In 1983, the western movie series with Gojko Mitic by East German DEFA, which had begun 1966 with "Die Söhne der großen Bärin", came to an end with "Der Scout". Oftentimes with the last part of a long series, you have an uninspired copy, a kind of last breath, but that is not the case here! "Der Scout" presents fresh locations in Mongolia (!) that look as lonely as the west must have been once, and the strengths of this movie are a careful characterization and that it doesn't show unnecessary violence; it even is recommended for children from the age of 6 by the German censorship institution FSK. Which doesn't mean it's sweet and simple.
"Der Scout" tells the story of the Nez Perce Indians whose horses are taken away by the US army, hoping the Indians will stay in a reservation once they can't move around so much anymore. White Feather (Gojko Mitic) pretends he wants to serve the soldiers as a scout, but he intends to bring the horses back to his people. Everything gets more complicated when a different tribe of Indians attacks, White Feather has to take care of a wounded girl (Nazagdorshijn Bazezeg, I found different spellings for the name of the actress which is hardly surprising) and the commanding officers begin to hate each other under the growing pressure.

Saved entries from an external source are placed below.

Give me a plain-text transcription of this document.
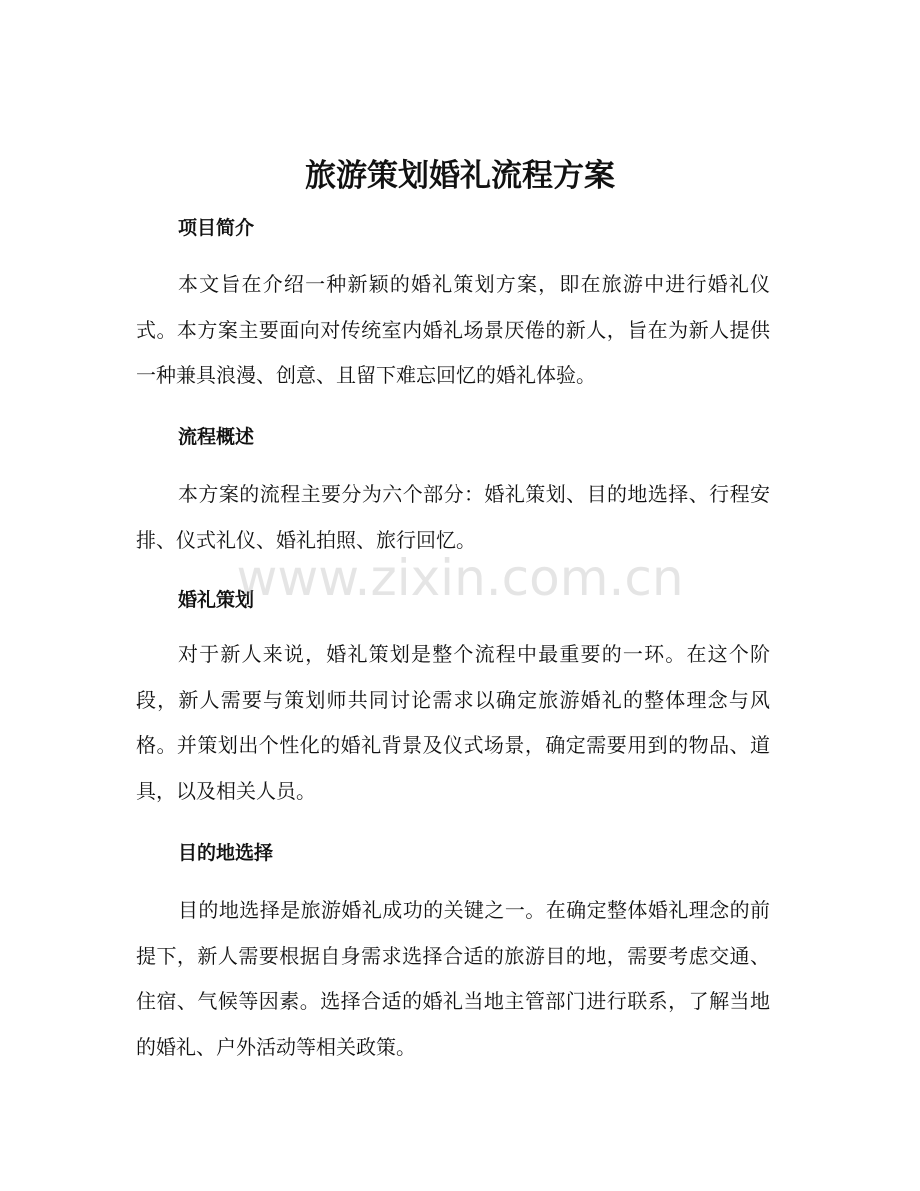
旅游策划婚礼流程方案
项目简介

本文旨在介绍一种新颖的婚礼策划方案，即在旅游中进行婚礼仪式。本方案主要面向对传统室内婚礼场景厌倦的新人，旨在为新人提供一种兼具浪漫、创意、且留下难忘回忆的婚礼体验。

流程概述

本方案的流程主要分为六个部分：婚礼策划、目的地选择、行程安排、仪式礼仪、婚礼拍照、旅行回忆。

婚礼策划

对于新人来说，婚礼策划是整个流程中最重要的一环。在这个阶段，新人需要与策划师共同讨论需求以确定旅游婚礼的整体理念与风格。并策划出个性化的婚礼背景及仪式场景，确定需要用到的物品、道具，以及相关人员。

目的地选择

目的地选择是旅游婚礼成功的关键之一。在确定整体婚礼理念的前提下，新人需要根据自身需求选择合适的旅游目的地，需要考虑交通、住宿、气候等因素。选择合适的婚礼当地主管部门进行联系，了解当地的婚礼、户外活动等相关政策。

www.zixin.com.cn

Each of the seven soldiers whom the scout is leading has a different personality; we really have a good screenplay and a careful director here. The Mongolian extras with their high cheekbones remind me more of Eskimoes than Indians, but I leave that to the anthropologists. Bring some kind of insecticide if you ever go to Mongolia, there are swarms of flies there - in some close-ups, I pitied the actors. The production must have a been a huge logistic challenge, anyway, because throughout the movie, hundreds of horses (900, claims one of the soldiers in a dialog - 1000, said the advertising campaign) are roaming around. It was worth the effort, an interesting western from the east.